A Differentially Flat Open-Chain Space Robot with Arbitrarily Oriented Joint Axes and Two Momentum Wheels at the Base

The motion of a free-floating space robot is characterized by the principle of conservation of angular momentum. It is well known that these angular momentum equations are nonholonomic, i.e., are nonintegrable rate equations. If the base of the free-floating robot is partially actuated, it is difficult to determine joint trajectories that will result in point-to-point motion of the entire robot system in its configuration space. However, if the drift-less system associated with the angular momentum conservation equations is differentially flat, point-to-point maneuvers of the free-floating robot in its configuration space can be constructed by properly choosing trajectories in the differentially flat space. The primary advantages of this approach is that it avoids the use of nonlinear programming (NLP) to solve the nonintegrable rate equations, which at best can provide only approximate solutions. A currently open research problem is how to design a differentially flat space robot with under-actuated base.
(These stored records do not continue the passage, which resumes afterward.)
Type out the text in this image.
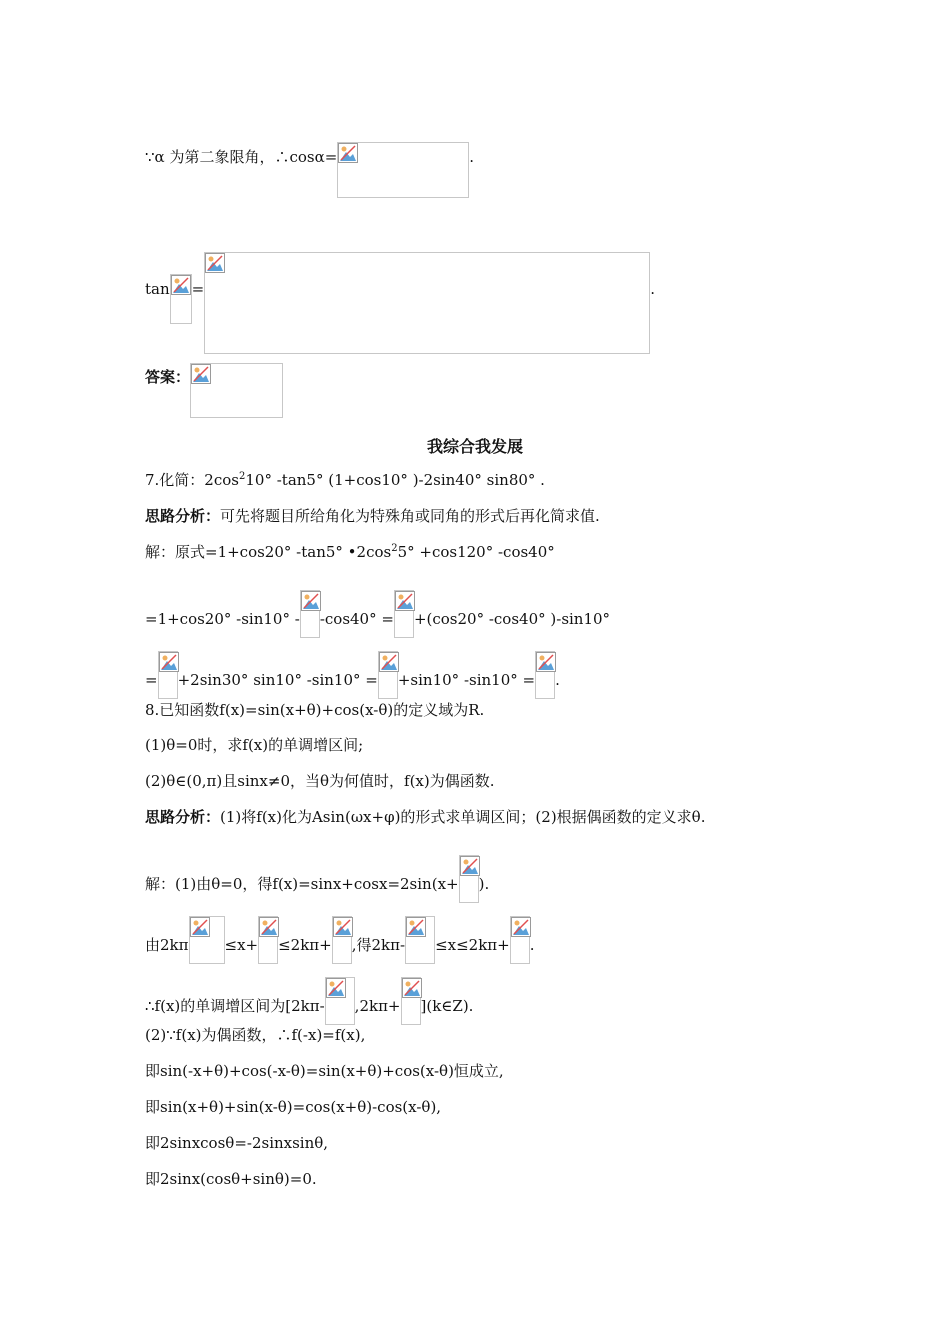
∵α 为第二象限角，∴cosα=	.
tan =	.
答案：
我综合我发展
7.化简：$2\cos^210^\circ$ -tan5° (1+cos10° )-2sin40° sin80° .
思路分析：可先将题目所给角化为特殊角或同角的形式后再化简求值.
解：原式=1+cos20° -tan5° $•2\cos^25^\circ +\cos 120^\circ$ -cos40°
=1+cos20° -sin10° - -cos40° = +(cos20° -cos40° )-sin10°
= +2sin30° sin10° -sin10° = +sin10° -sin10° = .
8.已知函数f(x)=sin(x+θ)+cos(x-θ)的定义域为R.
(1)θ=0时，求f(x)的单调增区间;
(2)θ∈(0,π)且sinx≠0，当θ为何值时，f(x)为偶函数.
思路分析：(1)将f(x)化为Asin(ωx+φ)的形式求单调区间；(2)根据偶函数的定义求θ.
解：(1)由θ=0，得f(x)=sinx+cosx=2sin(x+ ).
由2kπ ≤x+ ≤2kπ+ ,得2kπ- ≤x≤2kπ+ .
∴f(x)的单调增区间为[2kπ- ,2kπ+ ](k∈Z).
(2)∵f(x)为偶函数，∴f(-x)=f(x),
即sin(-x+θ)+cos(-x-θ)=sin(x+θ)+cos(x-θ)恒成立,
即sin(x+θ)+sin(x-θ)=cos(x+θ)-cos(x-θ),
即2sinxcosθ=-2sinxsinθ,
即2sinx(cosθ+sinθ)=0.
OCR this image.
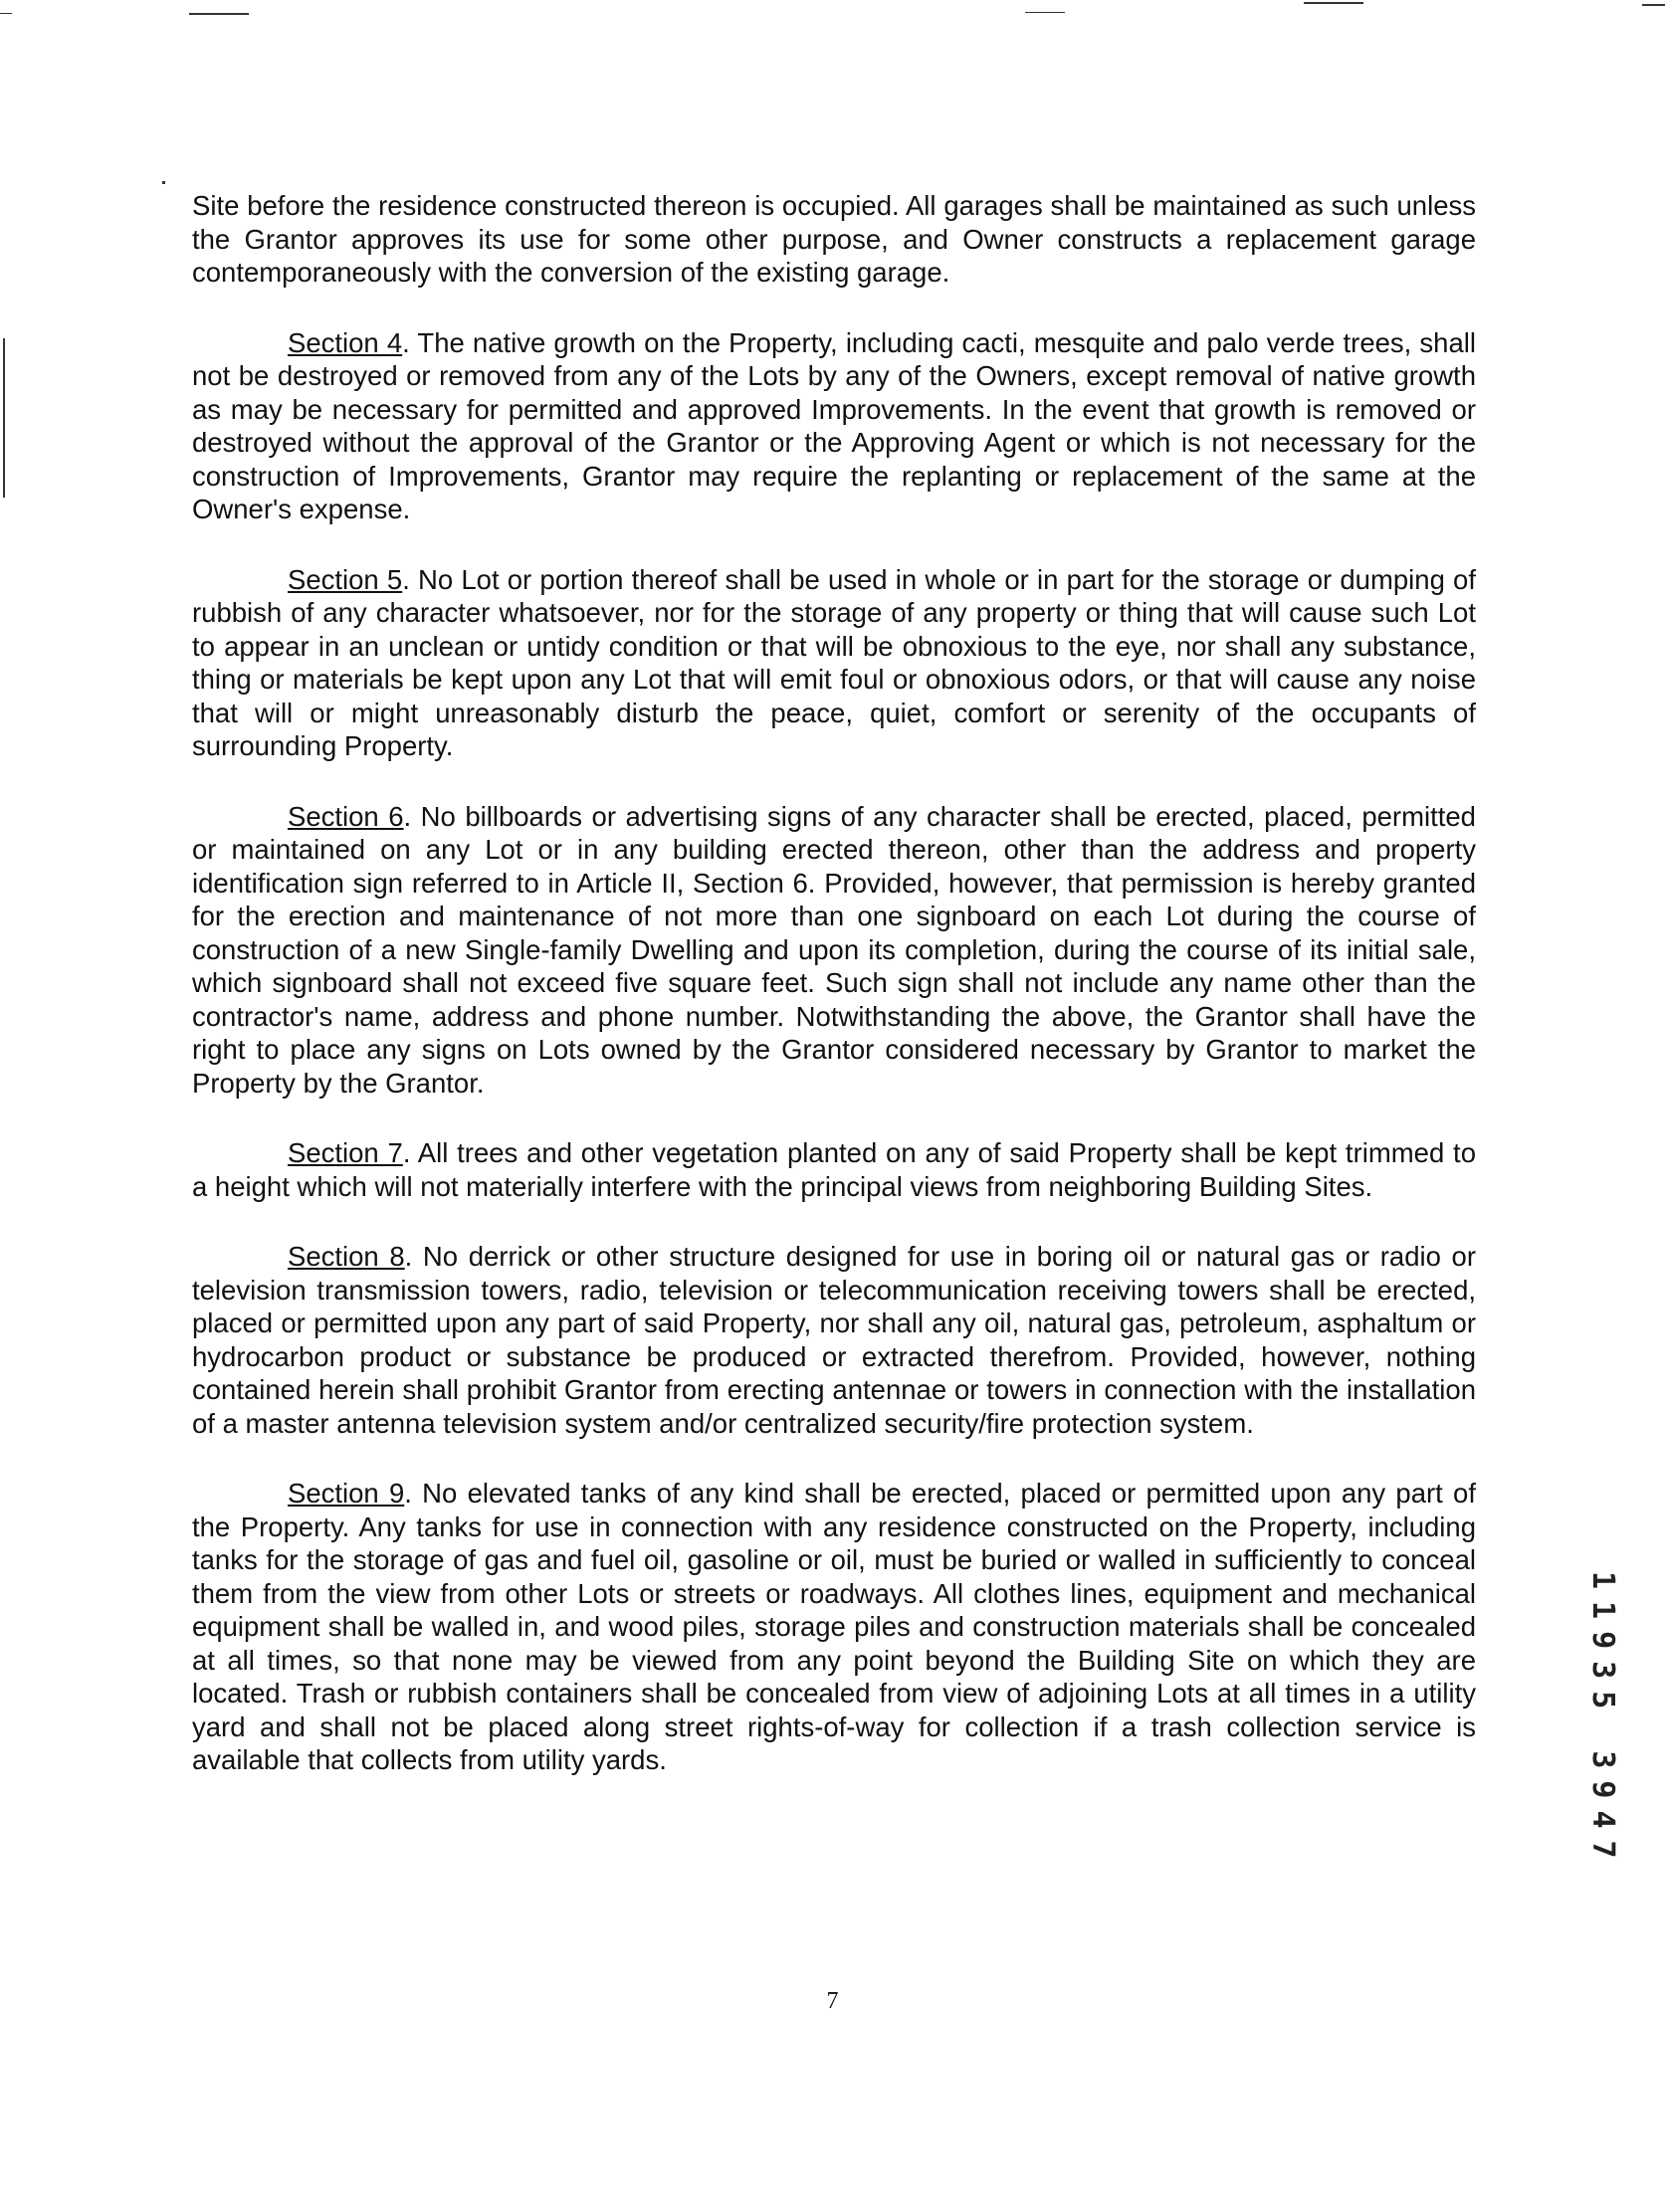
Site before the residence constructed thereon is occupied. All garages shall be maintained as such unless the Grantor approves its use for some other purpose, and Owner constructs a replacement garage contemporaneously with the conversion of the existing garage.

Section 4. The native growth on the Property, including cacti, mesquite and palo verde trees, shall not be destroyed or removed from any of the Lots by any of the Owners, except removal of native growth as may be necessary for permitted and approved Improvements. In the event that growth is removed or destroyed without the approval of the Grantor or the Approving Agent or which is not necessary for the construction of Improvements, Grantor may require the replanting or replacement of the same at the Owner's expense.

Section 5. No Lot or portion thereof shall be used in whole or in part for the storage or dumping of rubbish of any character whatsoever, nor for the storage of any property or thing that will cause such Lot to appear in an unclean or untidy condition or that will be obnoxious to the eye, nor shall any substance, thing or materials be kept upon any Lot that will emit foul or obnoxious odors, or that will cause any noise that will or might unreasonably disturb the peace, quiet, comfort or serenity of the occupants of surrounding Property.

Section 6. No billboards or advertising signs of any character shall be erected, placed, permitted or maintained on any Lot or in any building erected thereon, other than the address and property identification sign referred to in Article II, Section 6. Provided, however, that permission is hereby granted for the erection and maintenance of not more than one signboard on each Lot during the course of construction of a new Single-family Dwelling and upon its completion, during the course of its initial sale, which signboard shall not exceed five square feet. Such sign shall not include any name other than the contractor's name, address and phone number. Notwithstanding the above, the Grantor shall have the right to place any signs on Lots owned by the Grantor considered necessary by Grantor to market the Property by the Grantor.

Section 7. All trees and other vegetation planted on any of said Property shall be kept trimmed to a height which will not materially interfere with the principal views from neighboring Building Sites.

Section 8. No derrick or other structure designed for use in boring oil or natural gas or radio or television transmission towers, radio, television or telecommunication receiving towers shall be erected, placed or permitted upon any part of said Property, nor shall any oil, natural gas, petroleum, asphaltum or hydrocarbon product or substance be produced or extracted therefrom. Provided, however, nothing contained herein shall prohibit Grantor from erecting antennae or towers in connection with the installation of a master antenna television system and/or centralized security/fire protection system.

Section 9. No elevated tanks of any kind shall be erected, placed or permitted upon any part of the Property. Any tanks for use in connection with any residence constructed on the Property, including tanks for the storage of gas and fuel oil, gasoline or oil, must be buried or walled in sufficiently to conceal them from the view from other Lots or streets or roadways. All clothes lines, equipment and mechanical equipment shall be walled in, and wood piles, storage piles and construction materials shall be concealed at all times, so that none may be viewed from any point beyond the Building Site on which they are located. Trash or rubbish containers shall be concealed from view of adjoining Lots at all times in a utility yard and shall not be placed along street rights-of-way for collection if a trash collection service is available that collects from utility yards.

7
11935 3947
The contributions of this technical note are as follows: i) study systematically the structure of the nonholonomic rate constraint equations of a free-floating open-chain space robot with two momentum wheels at the base and arbitrarily oriented joint axes; ii) identify a set of sufficient conditions on the inertia distribution under which the system exhibits differential flatness; iii) exploit these design conditions for point-to-point trajectory planning and control of the space robot.